Un segundo post menciona a los evangelios como prueba definiftiva de la existencia de Jesús. Y aquí, me temo, pinchamos en hueso, por lo mismo que comentaba al empezar este post: porque los cristianos son unos expertos en el arte de manipular la realidad. Lo hemos visto con las falsificaciones de las obras de los historiadores no romanos, un hábito muy extendido en el cristianismo. Y no es que lo diga yo, qué va: los propios doctores de la Iglesia afirman que al menos una tercera parte de los escritos del Nuevo Testamento son falsificaciones (pese a lo cual, siguen considerándolos palabra de dios, qué asombroso).

Seamos ya sinceros. Jesús no dejó escrito ni un solo papel, que se sepa. Tampoco ninguno de los que le escucharon dejaron escritas sus palabras: se limitaron a contarlas, a transmitirlas oralmente. La mayor parte de la gente cree que los cuatro Evangelios fueron escritos y transmitidos por los apóstoles de Jesús, que evidentemente le conocieron y le acompañaron durante su vida. Pero me temo que esto es falso: ni un solo autor cristiano durante el siglo I y la primera mitad del siglo II (hasta ciento veinte años después de la supuesta muerte de Jesús) menciona o cita a los Evangelios o a sus supuestos autores. Ni uno solo. De hecho, un autor tan reconocido dentro de la Iglesia como Justino, que gastó ríos de tinta para demostrar la divinidad de Cristo y citó más de trescientas veces los libros del Antiguo Testamento, no hace ni una sola mención, ni una sola cita de los cuatro evangelios. Como si no existieran. Pero hay más: el santo católico Agustín, padre de la Iglesia (354-430) dejó escrito: «No creería en la verdad de los Evangelios si la autoridad de la iglesia católica no me obligara a hacerlo».


Si la propia Iglesia, como afirma el texto de la Enciclopedia católica que acabo de reproducir, admite que los Evangelios que conocemos no tienen base histórica, que son simples escrituras y reescrituras elaboradas a partir del siglo IV, se supone que basándose en otros anteriores «que se contradicen entre sí»,·la discusión debería terminar aquí con una sola conclusión: no hay pruebas de que Jesús de Nazaret haya existido. No hay un solo testimonio que lo demuestre. Pero este es un debate tan enrevesado, tan viciado y tan complejo que creo que merece la pena seguir un poco más.

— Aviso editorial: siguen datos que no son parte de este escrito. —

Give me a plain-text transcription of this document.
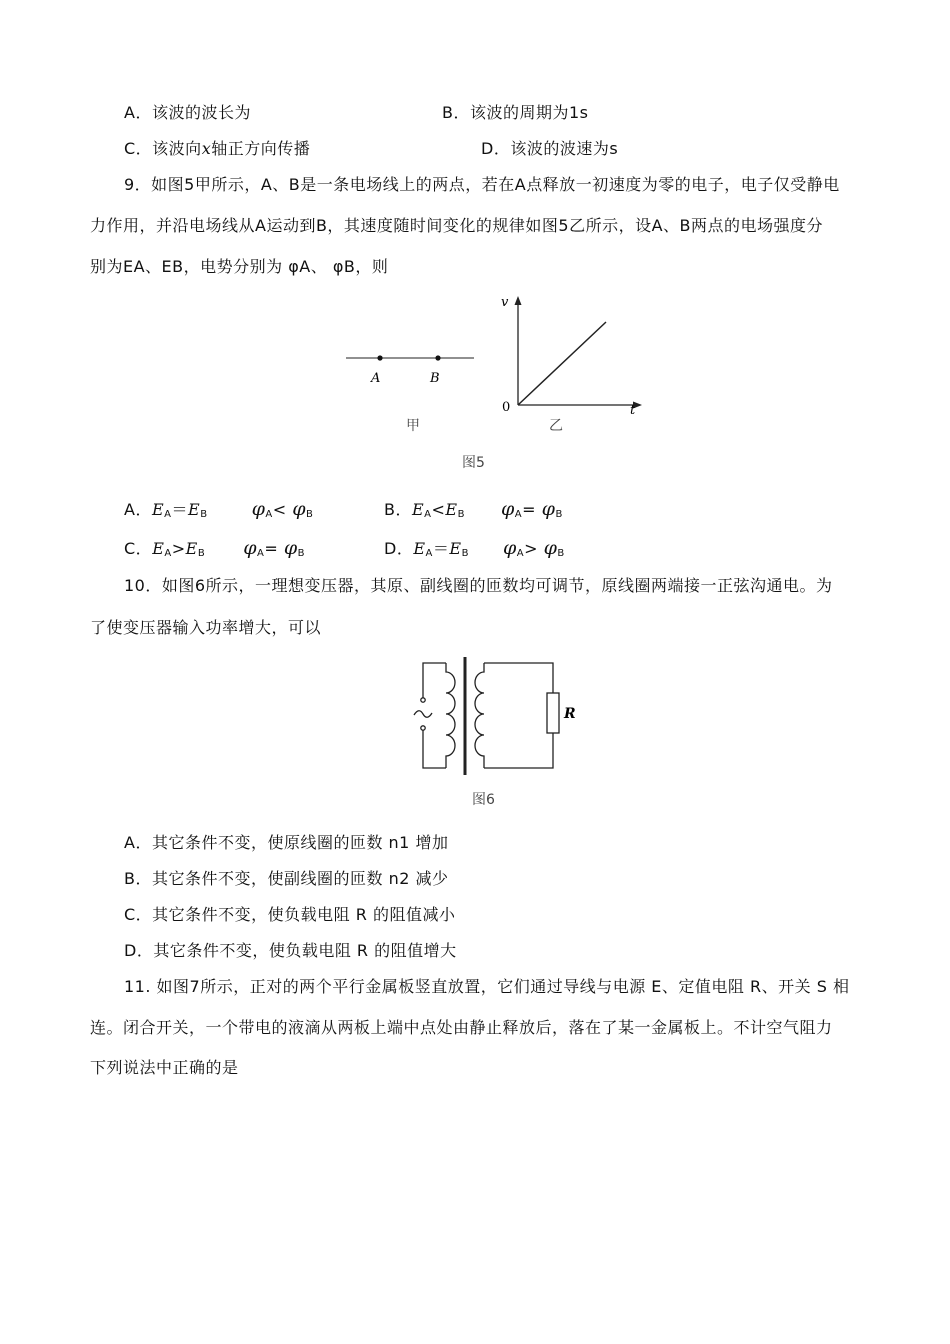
A．该波的波长为	B．该波的周期为1s
C．该波向x轴正方向传播	D．该波的波速为s
9．如图5甲所示，A、B是一条电场线上的两点，若在A点释放一初速度为零的电子，电子仅受静电
力作用，并沿电场线从A运动到B，其速度随时间变化的规律如图5乙所示，设A、B两点的电场强度分
别为EA、EB，电势分别为 φA、 φB，则
A	B
甲
v
t
0
乙
图5
A．$E_A=E_B$ $\varphi_A< \varphi_B$	B．$E_A<E_B$ $\varphi_A= \varphi_B$
C．$E_A>E_B$ $\varphi_A= \varphi_B$	D．$E_A=E_B$ $\varphi_A> \varphi_B$
10．如图6所示，一理想变压器，其原、副线圈的匝数均可调节，原线圈两端接一正弦沟通电。为
了使变压器输入功率增大，可以
R
图6
A．其它条件不变，使原线圈的匝数 n1 增加
B．其它条件不变，使副线圈的匝数 n2 减少
C．其它条件不变，使负载电阻 R 的阻值减小
D．其它条件不变，使负载电阻 R 的阻值增大
11. 如图7所示，正对的两个平行金属板竖直放置，它们通过导线与电源 E、定值电阻 R、开关 S 相
连。闭合开关，一个带电的液滴从两板上端中点处由静止释放后，落在了某一金属板上。不计空气阻力
下列说法中正确的是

Todos los evangelios, los finalmente aprobados y los demás, las decenas de «apócrifos» que se conservan, fueron transmitidos anónimamente. El primero en recopilar estas historias fue un tal Marcos, que no conoció a Jesús en persona sino que se limitó a escribir lo que recordaba de las prédicas del apóstol Pedro tras su muerte. Este es el evangelio más antiguo, y fue posiblemente escrito en los años setenta u ochenta del siglo I. A ver, a ver: resulta que un tal Marcos cuenta lo que recuerda de lo que le escuchó a Pedro cuando este ya había muerto y no podía, por tanto, corregir o ajustar nada. Y lo más sorprendente: las palabras de Marcos tampoco han llegado hasta nosotros, solo suponemos su existencia porque las menciona, hacia 140 d.C., el obispo Papías de Hierápolis.

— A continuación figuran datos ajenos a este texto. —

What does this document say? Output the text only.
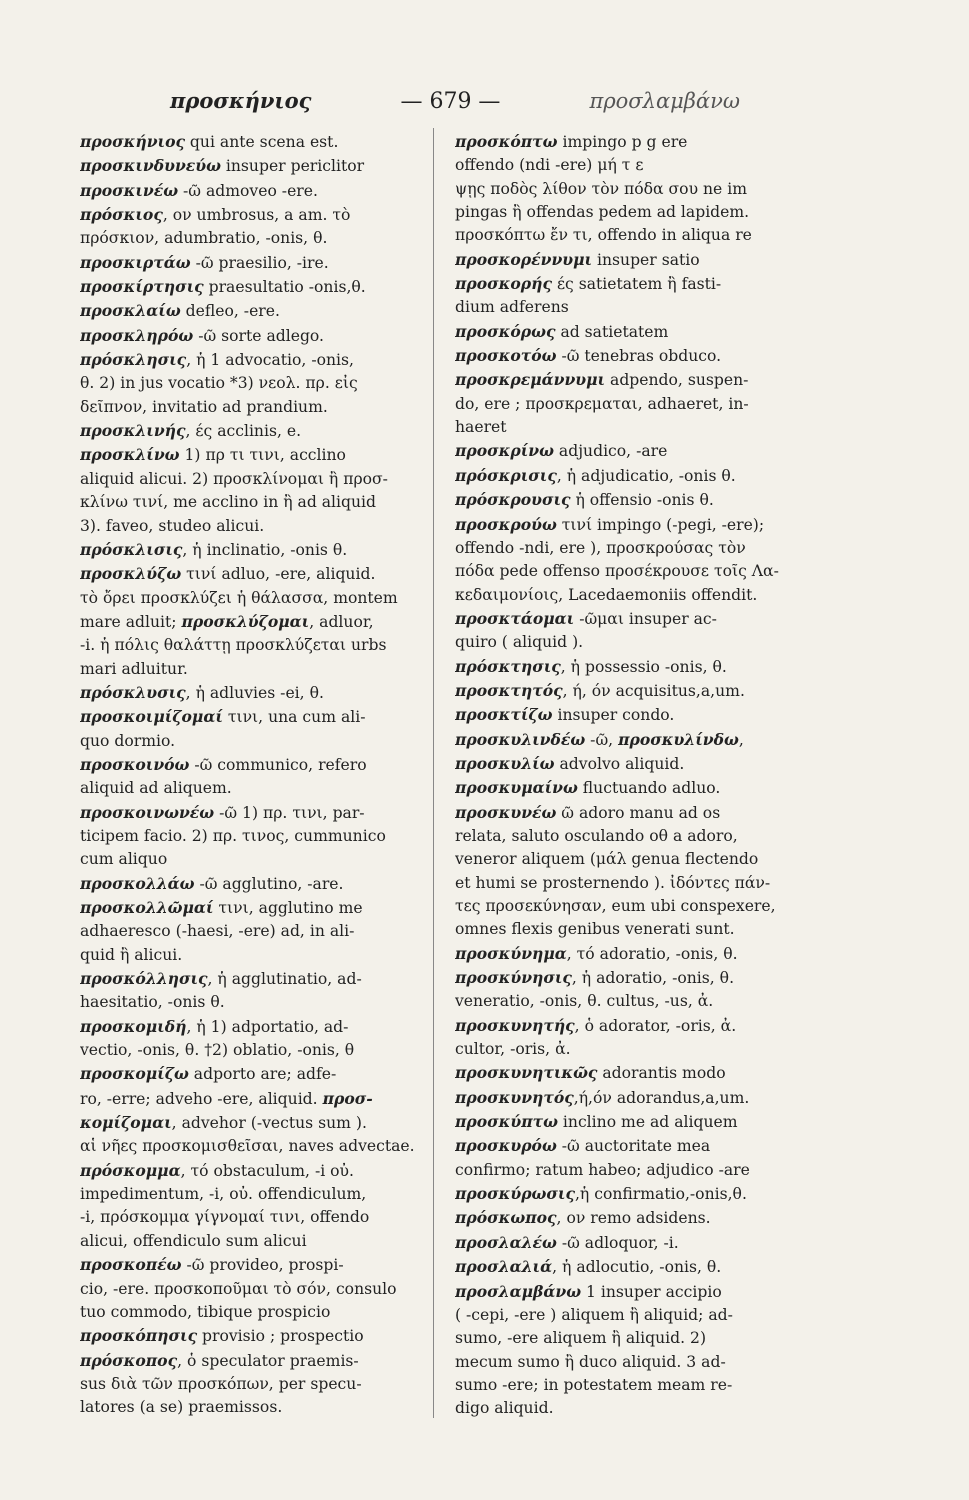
προσκήνιος	— 679 —	προσλαμβάνω
προσκήνιος qui ante scena est.
προσκινδυνεύω insuper periclitor
προσκινέω -ῶ admoveo -ere.
πρόσκιος, ον umbrosus, a am. τὸ
πρόσκιον, adumbratio, -onis, θ.
προσκιρτάω -ῶ praesilio, -ire.
προσκίρτησις praesultatio -onis,θ.
προσκλαίω defleo, -ere.
προσκληρόω -ῶ sorte adlego.
πρόσκλησις, ἡ 1 advocatio, -onis,
θ. 2) in jus vocatio *3) νεολ. πρ. εἰς
δεῖπνον, invitatio ad prandium.
προσκλινής, ές acclinis, e.
προσκλίνω 1) πρ τι τινι, acclino
aliquid alicui. 2) προσκλίνομαι ἢ προσ-
κλίνω τινί, me acclino in ἢ ad aliquid
3). faveo, studeo alicui.
πρόσκλισις, ἡ inclinatio, -onis θ.
προσκλύζω τινί adluo, -ere, aliquid.
τὸ ὄρει προσκλύζει ἡ θάλασσα, montem
mare adluit; προσκλύζομαι, adluor,
-i. ἡ πόλις θαλάττῃ προσκλύζεται urbs
mari adluitur.
πρόσκλυσις, ἡ adluvies -ei, θ.
προσκοιμίζομαί τινι, una cum ali-
quo dormio.
προσκοινόω -ῶ communico, refero
aliquid ad aliquem.
προσκοινωνέω -ῶ 1) πρ. τινι, par-
ticipem facio. 2) πρ. τινος, cummunico
cum aliquo
προσκολλάω -ῶ agglutino, -are.
προσκολλῶμαί τινι, agglutino me
adhaeresco (-haesi, -ere) ad, in ali-
quid ἢ alicui.
προσκόλλησις, ἡ agglutinatio, ad-
haesitatio, -onis θ.
προσκομιδή, ἡ 1) adportatio, ad-
vectio, -onis, θ. †2) oblatio, -onis, θ
προσκομίζω adporto are; adfe-
ro, -erre; adveho -ere, aliquid. προσ-
κομίζομαι, advehor (-vectus sum ).
αἱ νῆες προσκομισθεῖσαι, naves advectae.
πρόσκομμα, τό obstaculum, -i οὐ.
impedimentum, -i, οὐ. offendiculum,
-i, πρόσκομμα γίγνομαί τινι, offendo
alicui, offendiculo sum alicui
προσκοπέω -ῶ provideo, prospi-
cio, -ere. προσκοποῦμαι τὸ σόν, consulo
tuo commodo, tibique prospicio
προσκόπησις provisio ; prospectio
πρόσκοπος, ὁ speculator praemis-
sus διὰ τῶν προσκόπων, per specu-
latores (a se) praemissos.
προσκόπτω impingo p g ere
offendo (ndi -ere) μή τ ε
ψῃς ποδὸς λίθον τὸν πόδα σου ne im
pingas ἢ offendas pedem ad lapidem.
προσκόπτω ἔν τι, offendo in aliqua re
προσκορέννυμι insuper satio
προσκορής ές satietatem ἢ fasti-
dium adferens
προσκόρως ad satietatem
προσκοτόω -ῶ tenebras obduco.
προσκρεμάννυμι adpendo, suspen-
do, ere ; προσκρεμαται, adhaeret, in-
haeret
προσκρίνω adjudico, -are
πρόσκρισις, ἡ adjudicatio, -onis θ.
πρόσκρουσις ἡ offensio -onis θ.
προσκρούω τινί impingo (-pegi, -ere);
offendo -ndi, ere ), προσκρούσας τὸν
πόδα pede offenso προσέκρουσε τοῖς Λα-
κεδαιμονίοις, Lacedaemoniis offendit.
προσκτάομαι -ῶμαι insuper ac-
quiro ( aliquid ).
πρόσκτησις, ἡ possessio -onis, θ.
προσκτητός, ή, όν acquisitus,a,um.
προσκτίζω insuper condo.
προσκυλινδέω -ῶ, προσκυλίνδω,
προσκυλίω advolvo aliquid.
προσκυμαίνω fluctuando adluo.
προσκυνέω ῶ adoro manu ad os
relata, saluto osculando oθ a adoro,
veneror aliquem (μάλ genua flectendo
et humi se prosternendo ). ἰδόντες πάν-
τες προσεκύνησαν, eum ubi conspexere,
omnes flexis genibus venerati sunt.
προσκύνημα, τό adoratio, -onis, θ.
προσκύνησις, ἡ adoratio, -onis, θ.
veneratio, -onis, θ. cultus, -us, ἀ.
προσκυνητής, ὁ adorator, -oris, ἀ.
cultor, -oris, ἀ.
προσκυνητικῶς adorantis modo
προσκυνητός,ή,όν adorandus,a,um.
προσκύπτω inclino me ad aliquem
προσκυρόω -ῶ auctoritate mea
confirmo; ratum habeo; adjudico -are
προσκύρωσις,ἡ confirmatio,-onis,θ.
πρόσκωπος, ον remo adsidens.
προσλαλέω -ῶ adloquor, -i.
προσλαλιά, ἡ adlocutio, -onis, θ.
προσλαμβάνω 1 insuper accipio
( -cepi, -ere ) aliquem ἢ aliquid; ad-
sumo, -ere aliquem ἢ aliquid. 2)
mecum sumo ἢ duco aliquid. 3 ad-
sumo -ere; in potestatem meam re-
digo aliquid.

No se conserva, no existe ningún original de ningún evangelio, solo copias de copias de copias de manuscritos griegos, latinos, sirios, etc., en los que las interpolaciones de los copistas y si a eso le sumamos las traducciones a partir de lenguas extintas. Y al margen del valor que los cristianos den a la Bibllia o a los evangelios como «palabra de dios», para los historiadores estas manipulaciones y mutilaciones solo demuestran una cosa: que no son en absoluto fiables como pruebas de la existencia de Jesús de Nazaret.


Finalizando ya con estas tonterías cristianas, solo me queda hacer una pregunta en caso de la resurrección: Si Jesús murió por nuestro pecados, entonces ¿Para qué demonios resucitó?